Description of problem: I hit a job deadlock with job: https://beaker.engineering.redhat.com/jobs/1729599 With a manual debugging I found out that guest's task /kernel/distribution/lnst/install fetched SERVERS and CLIENTS from host's /distribution/beaker/beah/misc/sync task. Therefore the guest's task gets stalled on report_result() in rhts-test-runner.sh: <snip> rhts-sync-set -s DONE rhts-sync-block -s DONE $SERVERS $CLIENTS $DRIVER </snip> I tried to remove this multihost task from the job and it helped: https://beaker.engineering.redhat.com/jobs/1730043 Just to show the task layout within the deadlocked job, for simplicity I'm showing only one host and one guest, No| host1 | host1-guest1 ------------------------------------------------------------------------------- 1 /distribution/virt/image-install /distribution/dummy 2 /distribution/beaker/beah/misc/sync /distribution/dummy 3 /distribution/virt/start /distribution/dummy 4 /kernel/networking/virt/add_iface /distribution/dummy 5 /kernel/networking/virt/add_iface /distribution/dummy 6 /distribution/command /distribution/dummy 7 /distribution/command /distribution/dummy 8 /kernel/distribution/lnst/install /distribution/dummy 9 /distribution/command /distribution/dummy 10 /distribution/beaker/beah/misc/sync (SERVERS) /kernel/distribution/lnst/install 11 /kernel/distribution/lnst/prepare-testbed /kernel/distribution/lnst/prepare-testbed ... The deadlock comes in this order: 1. Host runs all of tasks until task #9, where it runs wait4guesttasks /kernel/distribution/lnst/install 2. Guest executes all tasks until it gets to task #10, where it runs the task and executes report_finish() from rhts-test-runner.sh At this point it stalls since it fetched SERVERS=host1 and rhts-sync-blocks 3. Host stays at wait4guesttasks of command #9 infinitely This looks like a bug in roles fetching for a task.

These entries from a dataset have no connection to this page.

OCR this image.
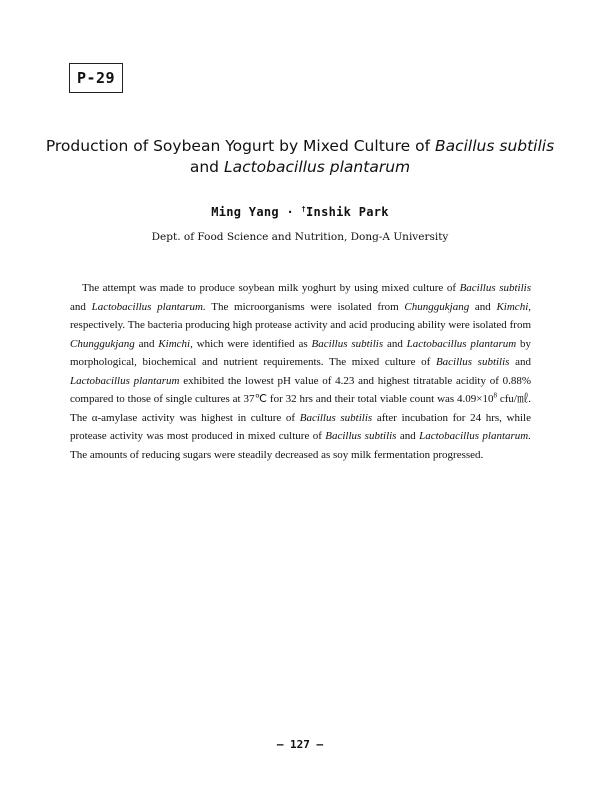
P-29
Production of Soybean Yogurt by Mixed Culture of Bacillus subtilis
and Lactobacillus plantarum
Ming Yang · †Inshik Park
Dept. of Food Science and Nutrition, Dong-A University
The attempt was made to produce soybean milk yoghurt by using mixed culture of Bacillus subtilis and Lactobacillus plantarum. The microorganisms were isolated from Chunggukjang and Kimchi, respectively. The bacteria producing high protease activity and acid producing ability were isolated from Chunggukjang and Kimchi, which were identified as Bacillus subtilis and Lactobacillus plantarum by morphological, biochemical and nutrient requirements. The mixed culture of Bacillus subtilis and Lactobacillus plantarum exhibited the lowest pH value of 4.23 and highest titratable acidity of 0.88% compared to those of single cultures at 37℃ for 32 hrs and their total viable count was $4.09\times 10^8$ cfu/㎖. The α-amylase activity was highest in culture of Bacillus subtilis after incubation for 24 hrs, while protease activity was most produced in mixed culture of Bacillus subtilis and Lactobacillus plantarum. The amounts of reducing sugars were steadily decreased as soy milk fermentation progressed.
– 127 –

The roles should be fetched from the tasks of same name only. Version-Release number of selected component (if applicable): Beaker-24.0 How reproducible: 100% Steps to Reproduce: 1. rerun the job in description 2. 3. Actual results: Deadlock Expected results: No deadlock Additional info:
(In reply to Jan Tluka from comment #0) > This looks like a bug in roles fetching for a task. The roles should be > fetched from the tasks of same name only. What makes you say this? The roles have always been based on the TESTORDER, each task will see the role variables for the corresponding task in the same position in each recipe. It has never been limited to tasks of the same name as far as I know. In position 10 of your example you have /distribution/beaker/beah/misc/sync in the host recipe. Can you just use /distribution/dummy there instead with role=STANDALONE to avoid the syncing behaviour? And then let them sync on the start of task 11?
(In reply to Dan Callaghan from comment #1) > (In reply to Jan Tluka from comment #0) > > This looks like a bug in roles fetching for a task. The roles should be > > fetched from the tasks of same name only. > > What makes you say this? Hi Dan, I think lack of some deeper documentation for this feature. Not sure why I thought it worked this way. Anyway ... > The roles have always been based on the TESTORDER, each task will see the > role variables for the corresponding task in the same position in each > recipe. It has never been limited to tasks of the same name as far as I know. > > In position 10 of your example you have /distribution/beaker/beah/misc/sync > in the host recipe. Can you just use /distribution/dummy there instead with > role=STANDALONE to avoid the syncing behaviour? And then let them sync on > the start of task 11? Thanks for explaining and pointing me to TESTORDER. Do I understand this correctly that adding role=STANDALONE would turn off the sync feature for a task? Maybe it's just enough to add role=STANDALONE to lnst/install task. The beah/misc/sync task syncs with other task on second baremetal host.
(In reply to Jan Tluka from comment #2) > Maybe it's just enough to add role=STANDALONE to lnst/install task. The > beah/misc/sync task syncs with other task on second baremetal host. Yeah this sounds like the right approach, if you don't actually want that task to sync with the others.